Parmi les plantes de berges, dont le rôle est principalement décoratif, les iris sont les plus connus et ceux dont il existe la plus grande diversité de variétés et d’espèces commercialisées (Iris pseudoacorus, Iris laevigata, Iris versicolor et leurs variétés). Autrement, le Caltha palustris, dont il existe des variétés blanches, jaunes ou doubles, fleurit au printemps et les Pontederia fleurissent bleu en été. Les Butomus ou Salicaria peuvent également apporter de la couleur de façon plus continue autour des bassins même s’il n'existe pas de variétés bien différentes des espèces sauvages. Toutes ces plantes peuvent être cultivées dans des petits contenants pour des bassins miniatures à prix réduit. Elles sont une porte d'entrée vers le jardinage aquatique trop souvent ignoré des professionnels.


Un exotisme suggéré

Il existe également une gamme de plantes aquatiques plus sensibles au froid qui impressionnent tant par leur développement que par l'exotisme qu'elles suggèrent. Les nénuphars tropicaux sont des plantes de collection qui valent aux alentour de trente euros.

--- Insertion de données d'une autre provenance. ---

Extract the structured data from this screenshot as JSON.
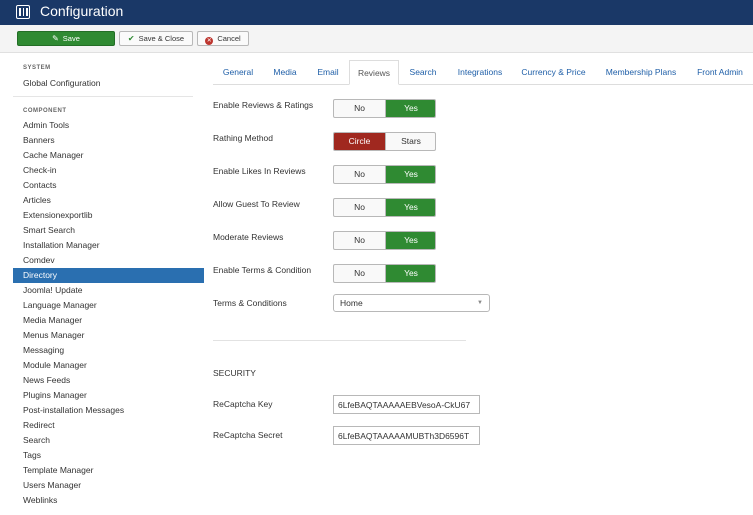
{
  "header": {
    "title": "Configuration",
    "icon": "settings-grid-icon"
  },
  "toolbar": {
    "save_label": "Save",
    "save_close_label": "Save & Close",
    "cancel_label": "Cancel"
  },
  "sidebar": {
    "system_heading": "SYSTEM",
    "global_config": "Global Configuration",
    "component_heading": "COMPONENT",
    "items": [
      "Admin Tools",
      "Banners",
      "Cache Manager",
      "Check-in",
      "Contacts",
      "Articles",
      "Extensionexportlib",
      "Smart Search",
      "Installation Manager",
      "Comdev",
      "Directory",
      "Joomla! Update",
      "Language Manager",
      "Media Manager",
      "Menus Manager",
      "Messaging",
      "Module Manager",
      "News Feeds",
      "Plugins Manager",
      "Post-installation Messages",
      "Redirect",
      "Search",
      "Tags",
      "Template Manager",
      "Users Manager",
      "Weblinks"
    ],
    "active_item": "Directory"
  },
  "tabs": [
    "General",
    "Media",
    "Email",
    "Reviews",
    "Search",
    "Integrations",
    "Currency & Price",
    "Membership Plans",
    "Front Admin"
  ],
  "active_tab": "Reviews",
  "fields": {
    "enable_reviews": {
      "label": "Enable Reviews & Ratings",
      "left": "No",
      "right": "Yes",
      "selected": "Yes"
    },
    "rating_method": {
      "label": "Rathing Method",
      "left": "Circle",
      "right": "Stars",
      "selected": "Circle"
    },
    "enable_likes": {
      "label": "Enable Likes In Reviews",
      "left": "No",
      "right": "Yes",
      "selected": "Yes"
    },
    "allow_guest": {
      "label": "Allow Guest To Review",
      "left": "No",
      "right": "Yes",
      "selected": "Yes"
    },
    "moderate": {
      "label": "Moderate Reviews",
      "left": "No",
      "right": "Yes",
      "selected": "Yes"
    },
    "enable_terms": {
      "label": "Enable Terms & Condition",
      "left": "No",
      "right": "Yes",
      "selected": "Yes"
    },
    "terms": {
      "label": "Terms & Conditions",
      "value": "Home"
    }
  },
  "security": {
    "heading": "SECURITY",
    "recaptcha_key": {
      "label": "ReCaptcha Key",
      "value": "6LfeBAQTAAAAAEBVesoA-CkU67"
    },
    "recaptcha_secret": {
      "label": "ReCaptcha Secret",
      "value": "6LfeBAQTAAAAAMUBTh3D6596T"
    }
  },
  "colors": {
    "header": "#1a3867",
    "save": "#2f8a32",
    "active_green": "#2f8a32",
    "active_red": "#a0281f",
    "sidebar_active": "#2a6fb0",
    "link": "#1f5fa8"
  }
}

Ils forment des cormus qui se multiplient facilement et n'ont pas besoin d'un volume de substrat important pour se développer, mais leur culture nécessite énormément de chaleur. Les Canna aquatiques dont quatre variétés ont été développées ou le Thalia dealbata sont cultivés de façon assez anecdotiques et en tant que vivaces là où le climat le permet. A l'inverse, pour les Cyperus et les Colocasia, les méthodes de multiplication et les quantités produites permettent leur vente à un prix réduit, considérant leur culture comme annuelle.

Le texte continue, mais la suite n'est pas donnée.